Se Trump de fato levasse o plano a frente, poderia criar uma cisão econômica entre a RPDC e a China (83% das importações norte-coreanas vêm da China, e 85% das exportações tem ela como destino), mas seria Guam, Seul e Tóquio, e não Pyongyang, o alvo do “fogo e fúria” no dia seguinte. O ataque teria de ser respondido à altura, e a China pode abrir mão do carvão norte-coreano, mas não do escudo em suas fronteiras que a Coreia do Norte constitui contra o império.
*Alguns falam na superação da questão do posicionamento de tropas em um mundo em que mísseis podem ser lançados do mar e do ar; trata-se de uma percepção absolutamente equivocada por duas razões: a primeira; a guerra é a política em sua forma militarizada, e vice-versa. A aproximação de tropas de um país na fronteira de outro poderia não ser fundamental no caso de guerra, mas é importante quando se trata de pressão política.

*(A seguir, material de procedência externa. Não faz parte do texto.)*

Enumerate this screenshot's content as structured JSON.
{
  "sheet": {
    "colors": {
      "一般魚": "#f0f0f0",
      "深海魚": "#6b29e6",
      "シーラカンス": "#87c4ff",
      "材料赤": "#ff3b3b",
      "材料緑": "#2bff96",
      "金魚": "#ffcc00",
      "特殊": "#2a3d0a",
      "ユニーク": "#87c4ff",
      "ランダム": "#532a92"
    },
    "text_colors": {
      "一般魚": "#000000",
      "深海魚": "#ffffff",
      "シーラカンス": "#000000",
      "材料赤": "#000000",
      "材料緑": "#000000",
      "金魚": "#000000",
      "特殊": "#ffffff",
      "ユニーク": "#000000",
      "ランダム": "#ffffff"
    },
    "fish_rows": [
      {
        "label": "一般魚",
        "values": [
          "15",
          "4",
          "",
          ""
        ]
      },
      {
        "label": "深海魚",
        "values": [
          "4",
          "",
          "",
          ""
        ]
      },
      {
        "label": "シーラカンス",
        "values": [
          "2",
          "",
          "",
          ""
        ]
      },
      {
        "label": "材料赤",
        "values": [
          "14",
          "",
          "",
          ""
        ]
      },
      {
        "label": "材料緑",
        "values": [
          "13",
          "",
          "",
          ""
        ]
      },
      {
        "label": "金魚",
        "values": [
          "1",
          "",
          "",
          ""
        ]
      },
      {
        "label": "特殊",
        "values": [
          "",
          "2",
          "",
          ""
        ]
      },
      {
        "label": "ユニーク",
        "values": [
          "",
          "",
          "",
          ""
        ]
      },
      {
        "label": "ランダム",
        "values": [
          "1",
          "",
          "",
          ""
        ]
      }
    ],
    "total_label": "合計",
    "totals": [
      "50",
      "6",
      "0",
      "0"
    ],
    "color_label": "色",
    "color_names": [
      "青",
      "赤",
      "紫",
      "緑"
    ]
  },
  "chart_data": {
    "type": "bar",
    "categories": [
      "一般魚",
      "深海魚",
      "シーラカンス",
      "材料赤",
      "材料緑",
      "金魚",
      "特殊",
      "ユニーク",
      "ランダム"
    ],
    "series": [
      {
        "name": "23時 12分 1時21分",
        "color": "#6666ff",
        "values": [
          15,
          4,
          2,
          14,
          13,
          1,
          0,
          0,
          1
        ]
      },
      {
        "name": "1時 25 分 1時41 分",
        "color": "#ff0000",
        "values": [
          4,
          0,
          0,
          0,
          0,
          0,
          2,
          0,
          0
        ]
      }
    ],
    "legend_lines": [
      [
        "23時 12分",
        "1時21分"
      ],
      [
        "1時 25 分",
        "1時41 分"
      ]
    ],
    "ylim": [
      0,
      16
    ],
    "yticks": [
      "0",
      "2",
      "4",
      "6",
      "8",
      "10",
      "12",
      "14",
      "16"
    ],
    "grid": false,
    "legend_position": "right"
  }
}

É este o sentido geopolítico que tem o golpe na Ucrânia e a consequente tomada do poder por parte de figuras ligadas aos EUA – e em vários casos favoráveis à entrada do país na OTAN – em relação à Rússia.
A segunda razão é que, mais importante do que destruir seu inimigo, é consolidar seu poder. Simplesmente bombardear um país sem avançar com tropas que garantam a posterior estabilização pode ser interessante a diversos interesses econômicos, mas simplesmente não faz sentido no que se refere à política (um exemplo clássico é o do bombardeio, com bombas atômicas, do Japão – se os soviéticos tivessem as ilhas Kurilas e Sakalinas em seu poder, e a disposição de avançar, teriam consolidado a autoridade no país asiático, em detrimento dos norte-americanos, apesar dos últimos terem sido os responsáveis pelo bombardeio).
Sem o apoio dos sul-coreanos, portanto, uma chuva de mísseis no norte só poderia criar um vazio de poder, e mesmo com o apoio sul-coreano a segunda maior potência militar do planeta – a China – avançaria sobre o território. Trump pode gritar da plateia, mas seria destruído se conseguisse um lugar na mesa.